F(n) = F(n-1) + F(n-2):

Can someone explain to me how to use this formula, and maybe show an example. I'm uncertain of what I'm supposed to be plugging in for 'n'.

2. Hi

For instance for n=2 you get F(2) = F(1) + F(0)

Given F(0) and F(1) you can compute F(2)

Then for n=3 you get F(3) = F(2) + F(1)

Knowing F(1) and F(2) calculated just before you can get F(3)

And so on ...

3. ## Two things

1) F has to be a natural number greater than 2

2) What do you know about Fibonacci numbers? Why are you interested in
them?

4. Pick a first number - say, 3 - and call it F(1), meaning the first number in the sequence. Then pick a second number - perhaps 5 - and assign this to F(2). To find the third number F(3) you use F(3)= F(2) + F(1) = 5 + 3 = 8. Then to find the 4th you use F(4) = F(3) + F(2) = 8 + 5 = 13. In general, to find the nth number in the sequence you add F(n-1) and F(n-2) together. Typically people start the Fibonacci series off with F(1) =1 and F(2)=1, but you don't have to. This leads to:

F(1) = 1
F(2) = 1
F(3) = 2
F(4) = 3
F(5) = 5
F(6) = 8
F(7) = 13
F(8) = 21
etc.

Hope this helps!

5. Well, it was part of a problem I had to do for school. When I was given a number I was supposed to correspond with a Fibonacci number. I guess like:

1. 1
2. 2
3. 3
4. 5
5. 8
6.13

So, if I wanted to find the Fibonacci number for 2 (which is two), I thought I'd let n be 2 and plug it in...

F(2)=F(2-1)+F(2-2)
F(2)=F(1)+F(0)
but F(1)+F(0)=F(1)?

but the fibonacci number for 2 isn't 1 is it?

I'm a little confused here

6. The Fibonacci series needs to be "seeded" with the first two numbers F(1) and F(2).
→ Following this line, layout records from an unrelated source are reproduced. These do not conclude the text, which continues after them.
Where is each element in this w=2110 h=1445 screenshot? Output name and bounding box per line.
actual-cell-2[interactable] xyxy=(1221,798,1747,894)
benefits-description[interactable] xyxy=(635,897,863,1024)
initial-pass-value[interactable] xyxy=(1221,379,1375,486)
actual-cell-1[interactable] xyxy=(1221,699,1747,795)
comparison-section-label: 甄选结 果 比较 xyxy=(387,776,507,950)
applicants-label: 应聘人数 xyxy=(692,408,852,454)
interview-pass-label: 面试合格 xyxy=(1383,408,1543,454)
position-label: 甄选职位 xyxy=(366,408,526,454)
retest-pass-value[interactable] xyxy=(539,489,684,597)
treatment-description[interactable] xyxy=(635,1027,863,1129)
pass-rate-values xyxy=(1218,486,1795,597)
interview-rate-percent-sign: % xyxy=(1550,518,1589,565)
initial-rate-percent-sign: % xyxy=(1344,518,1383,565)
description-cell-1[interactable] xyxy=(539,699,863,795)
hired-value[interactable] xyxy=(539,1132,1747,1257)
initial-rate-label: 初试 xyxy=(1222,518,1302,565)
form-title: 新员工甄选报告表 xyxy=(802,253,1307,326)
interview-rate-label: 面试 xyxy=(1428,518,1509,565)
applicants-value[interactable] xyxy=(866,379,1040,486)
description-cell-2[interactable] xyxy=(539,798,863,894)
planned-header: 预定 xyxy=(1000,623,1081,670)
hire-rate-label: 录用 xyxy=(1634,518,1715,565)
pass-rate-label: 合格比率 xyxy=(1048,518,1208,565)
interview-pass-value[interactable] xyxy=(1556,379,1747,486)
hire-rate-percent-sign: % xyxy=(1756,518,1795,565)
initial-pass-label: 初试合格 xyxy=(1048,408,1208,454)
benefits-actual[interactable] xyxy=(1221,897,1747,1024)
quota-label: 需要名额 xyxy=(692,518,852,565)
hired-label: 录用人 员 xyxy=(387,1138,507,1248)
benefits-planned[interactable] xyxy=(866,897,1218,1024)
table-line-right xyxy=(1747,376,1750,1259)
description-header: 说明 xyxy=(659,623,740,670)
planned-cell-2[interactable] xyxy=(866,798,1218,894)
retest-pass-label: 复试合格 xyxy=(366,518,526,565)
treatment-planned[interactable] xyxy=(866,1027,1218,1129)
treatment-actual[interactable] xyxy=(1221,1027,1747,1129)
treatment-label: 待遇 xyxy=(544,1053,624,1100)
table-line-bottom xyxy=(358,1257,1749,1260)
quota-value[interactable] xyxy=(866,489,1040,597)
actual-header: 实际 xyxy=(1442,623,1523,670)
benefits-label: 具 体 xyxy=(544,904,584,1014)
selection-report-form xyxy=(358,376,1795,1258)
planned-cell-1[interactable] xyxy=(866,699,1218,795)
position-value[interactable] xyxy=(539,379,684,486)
In other words - the first two numbers must be given to you, so that you can then determine the 3rd, and so on.

7. @spacegirl777 you pluged-in well.

Here is what you need to remember.

F(0)= 1
F(1)= 1
F(2)= 2
F(3)= 3
F(4)= 5
F(5)= 8

..... etc ....
so F(2)=F(2-1)+F(2-2)=F(1)+F(0)=1+1=2 which is correct.

8. A more suggestive and general approach is to consider the Fibonacci sequence as solution of the difference equation...

$x_{n+2} - x_{n-1} - x_{n}=0$ (1)

... with 'initial consitions' $x_{0}=0$ and $x_{1}=1$. If u and v are solution of the second order equation...

$z^{2} - z -1 =0$ (2)

... then the solution of (1) is of the form...

$x_{n}= c_{1} u^{n} + c_{2} v^{n}$ (3)

In this case is...

$u= \frac{1 - \sqrt{5}}{2}$

$v= \frac{1 + \sqrt{5}}{2}$ (4)

... and the constants $c_{1}$ and $c_{2}$ are found imposing the initial conditions and solving the system...

$c_{1} + c_{2} =0$

$c_{1} \frac{1 - \sqrt{5}}{2} + c_{2} \frac{1 + \sqrt{5}}{2}= 1$ (5)

Kind regards

$\chi$ $\sigma$

9. Originally Posted by p0oint
@spacegirl777 you pluged-in well.

Here is what you need to remember.

F(0)= 1
F(1)= 1
F(2)= 2
F(3)= 3
F(4)= 5
F(5)= 8

..... etc ....
so F(2)=F(2-1)+F(2-2)=F(1)+F(0)=1+1=2 which is correct.
Okay, I understand it now Thank you very much!